Never do the following:
• Never adopt to a home where the birds will be kept outside in an aviary setting. Birds kept in outdoor aviaries have shorter lifespans and are much more prone to bacterial infections, parasites, and, of course predator attack. This is NOT a good option for a pet bird regardless of how untamed he may be.
• Never adopt out to a nursing home, preschool or any type of facility. We have yet to find an exception to the rule that these facilities are not friendly places for birds. There is usually no one person to care for them, (the staff usually "takes turns" and often aren't happy about the added work) they are usually in noisy and stressful environments and (perhaps worst of all) they usually do not receive veterinary care since these facilities do not have animal veterinary care in their budget. This is NOT a good option regardless of how much "attention" he may get here.
• Never adopt out to a breeding situation. There is a HUGE overpopulation problem currently. It is worse in some areas than others but getting worse everywhere as time goes on. It is not humane or responsible to breed cockatiels, budgies or lovebirds at all at this point in time. There are so many waiting for good homes. Think about how difficult it is for you to find a home for the one you have now and then ask yourself how much more difficult it would be to find a home for an entire clutch. Many breeders will suggest putting an untamed bird into a breeding situation as a solution. This is NOT a solution. This will only cause many, many more problems down the road as more and more birds are produced and brought into a society where there are too few homes to care for them. Breeding is NOT a solution to behavior problems and should never be perceived as one.

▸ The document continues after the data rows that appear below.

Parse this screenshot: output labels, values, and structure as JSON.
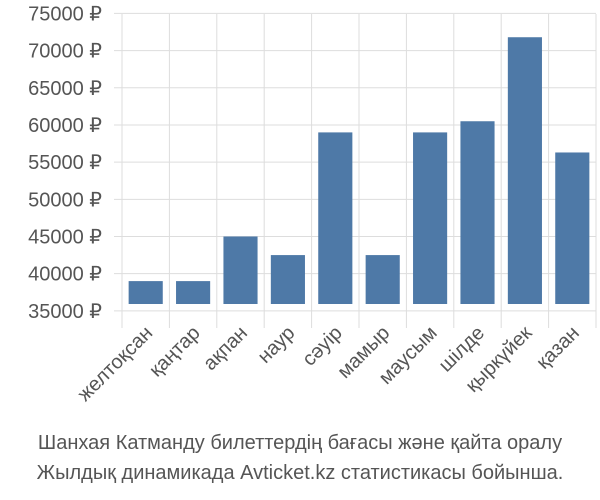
{
  "chart_data": {
    "type": "bar",
    "categories": [
      "желтоқсан",
      "қаңтар",
      "ақпан",
      "наур",
      "сәуір",
      "мамыр",
      "маусым",
      "шілде",
      "қыркүйек",
      "қазан"
    ],
    "values": [
      39000,
      39000,
      45000,
      42500,
      59000,
      42500,
      59000,
      60500,
      71800,
      56300
    ],
    "currency_suffix": " ₽",
    "yticks": [
      35000,
      40000,
      45000,
      50000,
      55000,
      60000,
      65000,
      70000,
      75000
    ],
    "ylim": [
      33500,
      76000
    ],
    "grid": true,
    "bar_color": "#4e79a7",
    "grid_color": "#dddddd",
    "text_color": "#555555"
  },
  "caption": {
    "line1": "Шанхая Катманду билеттердің бағасы және қайта оралу",
    "line2": "Жылдық динамикада Avticket.kz статистикасы бойынша."
  }
}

• Never give your bird away. Always ask for an adoption fee. A person that gets a bird for free is a lot less likely to ever spend any money on the bird as far as vet care etc.
Never adopt your pet to someone without getting to know them and how they will care for your pet beforehand.
• Never adopt a bird to a home where the occupants smoke inside of the house.
• Never adopt a bird to someone without clear and permanent contact information on the adopter.
• And finally, never adopt out if it doesn't "feel right". Listen to your intuition and do yourself and your bird a favor and only adopt him to a home where he will be safe, happy and well cared for.